Let’s take a modern day digital security camera and look at the constraints it needs to satisfy. A security camera is built to:
- handle all season weather
- connect to the internet
- have optimal algorithms to raise alarms (or detect events)
The camera contains the following components:
- Mechanical hardware
- Optics
- Materials and design for operation in a wide range of temperatures
- Mounts
- Electronic hardware
- Imager
- Silicon/PCB
- Battery
- LEDs
- Wires/cables
- Mic/speaker
- Radio
- Sensors
- Power management
- Software
- Drivers
- Operating systems
- Firmware and application software
- AI models
The mechanical hardware deals with problems of the environment such as:
- how to make the camera “IP 65” rated
- how to manage the heat produced by various chips in Arizona in the summer
- how to keep the camera stable during operation
- how to make it easy for people to change batteries
- how to position the sensors for their optimal operation
- how to provide any material/mechanical support to improve sensor fidelity
Electronic hardware deals with functional requirements of the camera:
- what field of view should the camera have
- how well can the camera record video
- can it record video and live stream at the same time
- how to make all these electronics work together and supply currents etc.
- can the camera record and emit audio
- does the camera have its own illumination
- does the camera process other EM waves (antennae for wifi, bluetooth)

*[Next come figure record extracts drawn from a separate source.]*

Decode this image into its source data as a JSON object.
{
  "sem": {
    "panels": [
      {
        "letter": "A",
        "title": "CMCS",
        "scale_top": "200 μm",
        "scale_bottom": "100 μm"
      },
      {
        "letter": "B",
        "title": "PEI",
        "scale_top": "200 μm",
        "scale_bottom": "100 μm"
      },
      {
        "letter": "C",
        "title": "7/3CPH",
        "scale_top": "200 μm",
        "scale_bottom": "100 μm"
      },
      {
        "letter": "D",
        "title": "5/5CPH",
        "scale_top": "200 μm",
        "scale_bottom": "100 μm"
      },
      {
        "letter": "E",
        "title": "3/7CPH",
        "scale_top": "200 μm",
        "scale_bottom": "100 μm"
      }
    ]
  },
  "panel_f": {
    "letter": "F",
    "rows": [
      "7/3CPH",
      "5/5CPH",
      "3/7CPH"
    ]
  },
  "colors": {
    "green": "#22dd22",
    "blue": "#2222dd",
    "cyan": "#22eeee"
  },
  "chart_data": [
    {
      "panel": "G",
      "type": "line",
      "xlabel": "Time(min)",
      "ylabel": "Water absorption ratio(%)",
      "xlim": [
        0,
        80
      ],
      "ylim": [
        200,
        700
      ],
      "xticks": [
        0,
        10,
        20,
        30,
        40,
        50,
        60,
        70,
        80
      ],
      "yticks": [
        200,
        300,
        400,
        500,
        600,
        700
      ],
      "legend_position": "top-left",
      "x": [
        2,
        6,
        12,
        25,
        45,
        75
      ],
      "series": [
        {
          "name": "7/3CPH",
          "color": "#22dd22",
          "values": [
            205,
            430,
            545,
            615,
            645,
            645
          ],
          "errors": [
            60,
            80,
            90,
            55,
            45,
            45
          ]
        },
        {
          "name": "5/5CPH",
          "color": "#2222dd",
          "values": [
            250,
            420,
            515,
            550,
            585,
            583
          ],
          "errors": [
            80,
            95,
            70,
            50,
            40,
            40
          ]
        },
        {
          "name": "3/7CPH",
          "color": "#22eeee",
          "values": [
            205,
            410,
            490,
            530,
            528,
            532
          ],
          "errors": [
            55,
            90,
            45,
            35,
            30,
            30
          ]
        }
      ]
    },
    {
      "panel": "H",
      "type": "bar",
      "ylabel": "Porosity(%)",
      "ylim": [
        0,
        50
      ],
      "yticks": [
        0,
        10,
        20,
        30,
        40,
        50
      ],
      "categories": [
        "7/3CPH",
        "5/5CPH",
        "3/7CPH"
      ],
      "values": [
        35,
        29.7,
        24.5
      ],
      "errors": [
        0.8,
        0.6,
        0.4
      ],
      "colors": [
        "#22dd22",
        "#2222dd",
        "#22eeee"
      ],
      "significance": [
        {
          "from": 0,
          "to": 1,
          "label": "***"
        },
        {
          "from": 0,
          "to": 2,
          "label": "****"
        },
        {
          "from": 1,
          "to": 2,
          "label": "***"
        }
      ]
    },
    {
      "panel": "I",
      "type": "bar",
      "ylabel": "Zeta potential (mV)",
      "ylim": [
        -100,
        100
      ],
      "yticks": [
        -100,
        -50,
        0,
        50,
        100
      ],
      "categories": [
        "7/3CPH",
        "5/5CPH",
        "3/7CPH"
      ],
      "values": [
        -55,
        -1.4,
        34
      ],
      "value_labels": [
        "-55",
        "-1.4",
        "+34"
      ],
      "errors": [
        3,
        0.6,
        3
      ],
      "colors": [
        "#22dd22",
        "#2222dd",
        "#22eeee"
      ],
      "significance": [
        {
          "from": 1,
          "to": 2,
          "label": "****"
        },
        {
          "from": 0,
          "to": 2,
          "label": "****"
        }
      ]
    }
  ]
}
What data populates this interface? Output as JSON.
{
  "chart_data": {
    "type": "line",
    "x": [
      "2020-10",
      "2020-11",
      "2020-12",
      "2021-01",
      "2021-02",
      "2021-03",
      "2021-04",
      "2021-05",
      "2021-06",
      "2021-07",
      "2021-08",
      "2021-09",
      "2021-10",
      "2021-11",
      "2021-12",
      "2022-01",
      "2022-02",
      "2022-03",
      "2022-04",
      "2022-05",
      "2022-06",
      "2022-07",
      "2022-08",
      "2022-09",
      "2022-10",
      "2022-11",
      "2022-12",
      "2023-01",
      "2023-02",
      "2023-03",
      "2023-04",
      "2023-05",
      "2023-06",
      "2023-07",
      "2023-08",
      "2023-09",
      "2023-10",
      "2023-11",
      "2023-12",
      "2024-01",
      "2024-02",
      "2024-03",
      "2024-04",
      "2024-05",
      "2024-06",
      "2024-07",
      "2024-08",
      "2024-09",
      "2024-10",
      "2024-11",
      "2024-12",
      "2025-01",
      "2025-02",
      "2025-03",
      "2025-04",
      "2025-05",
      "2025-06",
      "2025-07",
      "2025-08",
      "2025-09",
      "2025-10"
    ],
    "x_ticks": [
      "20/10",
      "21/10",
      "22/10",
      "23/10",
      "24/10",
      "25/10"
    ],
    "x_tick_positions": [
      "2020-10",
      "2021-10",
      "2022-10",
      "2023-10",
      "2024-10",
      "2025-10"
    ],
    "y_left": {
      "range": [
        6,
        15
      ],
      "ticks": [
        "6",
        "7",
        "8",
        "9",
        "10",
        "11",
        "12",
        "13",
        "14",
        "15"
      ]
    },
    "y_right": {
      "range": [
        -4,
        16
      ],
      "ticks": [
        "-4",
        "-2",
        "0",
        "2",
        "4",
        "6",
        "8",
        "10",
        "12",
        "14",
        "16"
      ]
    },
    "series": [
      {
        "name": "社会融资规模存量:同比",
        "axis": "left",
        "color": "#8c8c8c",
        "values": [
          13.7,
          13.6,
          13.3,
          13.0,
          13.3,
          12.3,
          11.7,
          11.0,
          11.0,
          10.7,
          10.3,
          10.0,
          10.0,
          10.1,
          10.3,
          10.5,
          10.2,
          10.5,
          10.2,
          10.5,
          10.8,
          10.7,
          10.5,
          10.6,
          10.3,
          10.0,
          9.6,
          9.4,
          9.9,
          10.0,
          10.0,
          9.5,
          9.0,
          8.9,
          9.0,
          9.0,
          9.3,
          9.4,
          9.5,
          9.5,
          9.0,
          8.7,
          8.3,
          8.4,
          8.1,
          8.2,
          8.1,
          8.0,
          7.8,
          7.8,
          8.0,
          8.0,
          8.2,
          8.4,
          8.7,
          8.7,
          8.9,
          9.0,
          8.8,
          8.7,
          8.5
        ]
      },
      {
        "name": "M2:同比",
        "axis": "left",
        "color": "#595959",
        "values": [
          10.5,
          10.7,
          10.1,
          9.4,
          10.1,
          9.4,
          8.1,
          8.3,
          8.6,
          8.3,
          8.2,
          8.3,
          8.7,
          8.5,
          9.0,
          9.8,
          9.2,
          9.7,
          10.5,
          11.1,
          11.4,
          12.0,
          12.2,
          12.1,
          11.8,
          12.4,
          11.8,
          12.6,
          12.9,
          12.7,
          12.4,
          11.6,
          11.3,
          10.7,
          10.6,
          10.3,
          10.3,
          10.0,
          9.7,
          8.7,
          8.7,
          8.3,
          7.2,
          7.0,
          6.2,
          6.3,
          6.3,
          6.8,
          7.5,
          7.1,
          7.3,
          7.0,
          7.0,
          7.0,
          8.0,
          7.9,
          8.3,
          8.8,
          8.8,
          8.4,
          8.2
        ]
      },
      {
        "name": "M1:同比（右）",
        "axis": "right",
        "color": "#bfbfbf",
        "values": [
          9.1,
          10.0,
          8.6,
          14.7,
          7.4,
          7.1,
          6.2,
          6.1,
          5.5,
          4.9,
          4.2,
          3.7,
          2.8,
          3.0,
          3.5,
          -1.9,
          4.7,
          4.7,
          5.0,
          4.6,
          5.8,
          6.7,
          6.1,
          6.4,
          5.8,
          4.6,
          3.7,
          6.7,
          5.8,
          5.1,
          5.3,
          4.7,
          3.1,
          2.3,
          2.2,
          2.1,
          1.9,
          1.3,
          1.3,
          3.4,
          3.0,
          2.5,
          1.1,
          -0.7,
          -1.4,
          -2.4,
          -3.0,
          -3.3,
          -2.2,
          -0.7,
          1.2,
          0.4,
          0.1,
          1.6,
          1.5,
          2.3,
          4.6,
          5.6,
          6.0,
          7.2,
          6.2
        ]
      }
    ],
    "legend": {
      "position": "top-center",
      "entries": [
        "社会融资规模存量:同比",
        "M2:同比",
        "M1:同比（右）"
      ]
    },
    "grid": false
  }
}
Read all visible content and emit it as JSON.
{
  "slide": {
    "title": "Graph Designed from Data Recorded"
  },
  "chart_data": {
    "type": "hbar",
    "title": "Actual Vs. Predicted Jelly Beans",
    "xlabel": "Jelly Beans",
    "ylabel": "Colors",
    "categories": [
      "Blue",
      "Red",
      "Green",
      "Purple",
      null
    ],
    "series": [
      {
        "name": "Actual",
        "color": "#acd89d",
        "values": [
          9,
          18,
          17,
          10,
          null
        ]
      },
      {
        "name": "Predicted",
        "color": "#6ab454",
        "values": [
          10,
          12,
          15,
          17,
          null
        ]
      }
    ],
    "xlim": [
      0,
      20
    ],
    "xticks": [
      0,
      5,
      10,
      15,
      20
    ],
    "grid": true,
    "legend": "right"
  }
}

Software deals with camera operations:
- what format should the camera record video in?
- how to let the camera record and live stream at the same time?
- how to communicate with other devices? how to communicate with phones, wifi access points?
- when should the camera record and raise an alarm?
- how to produce the best quality video with the available resources?
- how to produce the best quality audio with the available resources?
- how to keep the camera secure while connected to the internet?
- how to update the camera without it useless?
- how to add new capabilities to the camera?
- how to deal with hardware limitations such as maximum disk write limits, sensor limitations etc.?
I’m sure I’m missing something important despite having a long list of questions above. A lot of these problems are “solved” to a degree, but even then with every new product or with technological progress new challenges emerge that need to be solved in every one of these three major domains. One way companies deal with this is by becoming institutions. They discuss these problems, document hard won lessons and preserve their knowledge even as people come and go. This is the institutional capacity of a corporation. This capacity is essential in driving progress towards achieving organizational objectives. All the corporations are built on the assumption that the people occupying various roles at these teams are skilled, have agency and intelligence. The above roles are all engineering focused. Companies employ more than just engineers - even if they are technology companies. They need to solve many other problems to survive and make money.
Can AGI solve all these problems on its own, without relying on human resources? I doubt it. Just see the number of people it takes to build a camera. You need even more people to sell it and make money. All these people are AGI. This is just for building one single complex system.
In the episode itself, there is some discussion around how institutions and state capacity is key to achieving goals for a nation state, including economic/productivity growth. Productivity growth is related to progress. You can’t have one without the other. If that were true for human societies, shouldn’t it be true for AGI as well? What is the equivalent of state capacity for AGI? Since AGI is trained on human data it’s pretty reasonable to assume that it might think that it’s “human.” It would inherit/copy the institutions from human society - in the manner of Meiji reforms of Japan. Would that work?